Santa Maria C. V. - San Tammaro

Rauso propone “un patto per salvare il Tribunale e la città”

Gaetano RausoSANTA MARIA CV. “Gli ultimi avvenimenti che riguardano l’eventuale, nuova collocazione dei vari uffici del Tribunale di Santa Maria, hanno fatto balzare, inequivocabilmente, all’attenzione di tutti l’inaffidabilità e l’impreparazione di quest’Amministrazione e di questo sindaco nell’affrontare i veri problemi della città”.

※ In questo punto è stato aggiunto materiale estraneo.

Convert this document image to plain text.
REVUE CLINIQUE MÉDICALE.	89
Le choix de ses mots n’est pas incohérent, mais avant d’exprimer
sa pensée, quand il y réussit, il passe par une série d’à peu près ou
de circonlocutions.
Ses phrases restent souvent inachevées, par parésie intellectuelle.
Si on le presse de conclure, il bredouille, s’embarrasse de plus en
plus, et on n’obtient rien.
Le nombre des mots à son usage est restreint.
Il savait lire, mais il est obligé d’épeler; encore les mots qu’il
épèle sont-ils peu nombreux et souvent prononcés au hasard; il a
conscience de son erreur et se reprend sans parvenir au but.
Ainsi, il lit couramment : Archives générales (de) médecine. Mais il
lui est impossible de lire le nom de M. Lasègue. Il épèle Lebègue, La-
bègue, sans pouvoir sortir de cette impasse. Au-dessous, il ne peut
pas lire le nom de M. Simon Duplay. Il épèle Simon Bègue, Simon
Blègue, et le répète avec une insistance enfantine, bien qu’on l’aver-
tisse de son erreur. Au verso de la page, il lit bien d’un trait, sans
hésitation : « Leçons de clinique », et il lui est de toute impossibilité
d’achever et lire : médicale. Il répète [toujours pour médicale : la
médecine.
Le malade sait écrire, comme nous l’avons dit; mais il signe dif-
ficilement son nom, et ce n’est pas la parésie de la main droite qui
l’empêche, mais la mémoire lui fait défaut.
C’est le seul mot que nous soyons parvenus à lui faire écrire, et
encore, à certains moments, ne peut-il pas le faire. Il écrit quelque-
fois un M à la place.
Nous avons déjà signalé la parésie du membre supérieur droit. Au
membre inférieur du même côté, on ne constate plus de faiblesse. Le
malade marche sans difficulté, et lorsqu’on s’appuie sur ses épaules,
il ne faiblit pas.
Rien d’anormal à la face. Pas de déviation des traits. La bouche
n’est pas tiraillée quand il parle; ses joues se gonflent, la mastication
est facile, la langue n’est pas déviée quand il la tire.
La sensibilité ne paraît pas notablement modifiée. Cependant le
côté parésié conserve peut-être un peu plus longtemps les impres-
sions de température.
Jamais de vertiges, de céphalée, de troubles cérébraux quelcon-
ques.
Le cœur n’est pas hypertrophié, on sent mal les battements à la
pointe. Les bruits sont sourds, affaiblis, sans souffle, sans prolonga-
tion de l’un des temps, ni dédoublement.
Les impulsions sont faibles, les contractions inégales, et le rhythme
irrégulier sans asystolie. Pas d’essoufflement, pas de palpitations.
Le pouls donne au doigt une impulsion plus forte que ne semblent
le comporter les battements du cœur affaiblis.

Lo afferma il consigliere di opposizione Gaetano Rauso. “Tutti i crediti che potevano essere concessi a Giudicianni e soci si sono esauriti nelle dimostrazioni di inaffidabilità che, in tante occasioni, ha dato a tutta l’opinione pubblica. Oggi rischiamo di compromettere la permanenza del Tribunale a Santa Maria. Dopo aver speso, inutilmente più di un miliardo per il progetto della Cittadella Giudiziaria che poi è rimasto nel dimenticatoio, si è incapaci di affrontare il problema della collocazione degli uffici Giudiziari in luoghi che sono a portata di mano. Si è creato un problema inesistente, perché non si è stati in grado non o non si è voluto, dopo più di due anni, offrire una soluzione accettabile ai responsabile dell’Amministrazione Giudiziaria. Già da anni avevo paventato questo pericolo ed avevo indicato in miei scritti la possibilità di ubicare nell’ex casa comunale, nell’ex Cappabianca e nella ex caserma Mario Fiore il Tribunale Civile, la Procura e l’Ufficio del Giudice di Sorveglianza. Con i venticinque milioni di euro già messi a disposizione (senza pensare a progetti faraonici ed irrealizzabili a breve o a coprire magagne come quella della Stu) si potrebbe concretizzare un progetto realizzabile in meno di due anni, facendo venire meno ogni velleità di Caserta di scipparci i Tribunale. Anzi, come giustamente richiesto daldottor Lembo, si potrebbe richiedere anche la dislocazione in città di una sezione della Dia per perseguire i reati di camorra che sono frequenti nella nostra Provincia. Il PdL che nel suo seno ha permesso si infiltrassero elementi destabilizzanti e che non hanno a cuore l’interesse della città, deve avere uno scatto di orgoglio e, come ha affermato il suo coordinatore, deve essere il vessillifero di una battaglia che coinvolga tutte le componenti politiche, professionali ed intellettuali della città che si oppongano a questa ennesima manovra ad essa contrari. Si devono allontanare quegli elementi che hanno rifiutato, con immediatezza, di sposare i bisogni reali della città Il risveglio delle coscienze è necessario per allontanare le forze malsane che infestano il tessuto sociale cittadino per, finalmente, pensare ad una rinascita della città e della sua economia. Per ottenere questo ci vuole l’apporto di tutti, a prescindere dal colore politico”.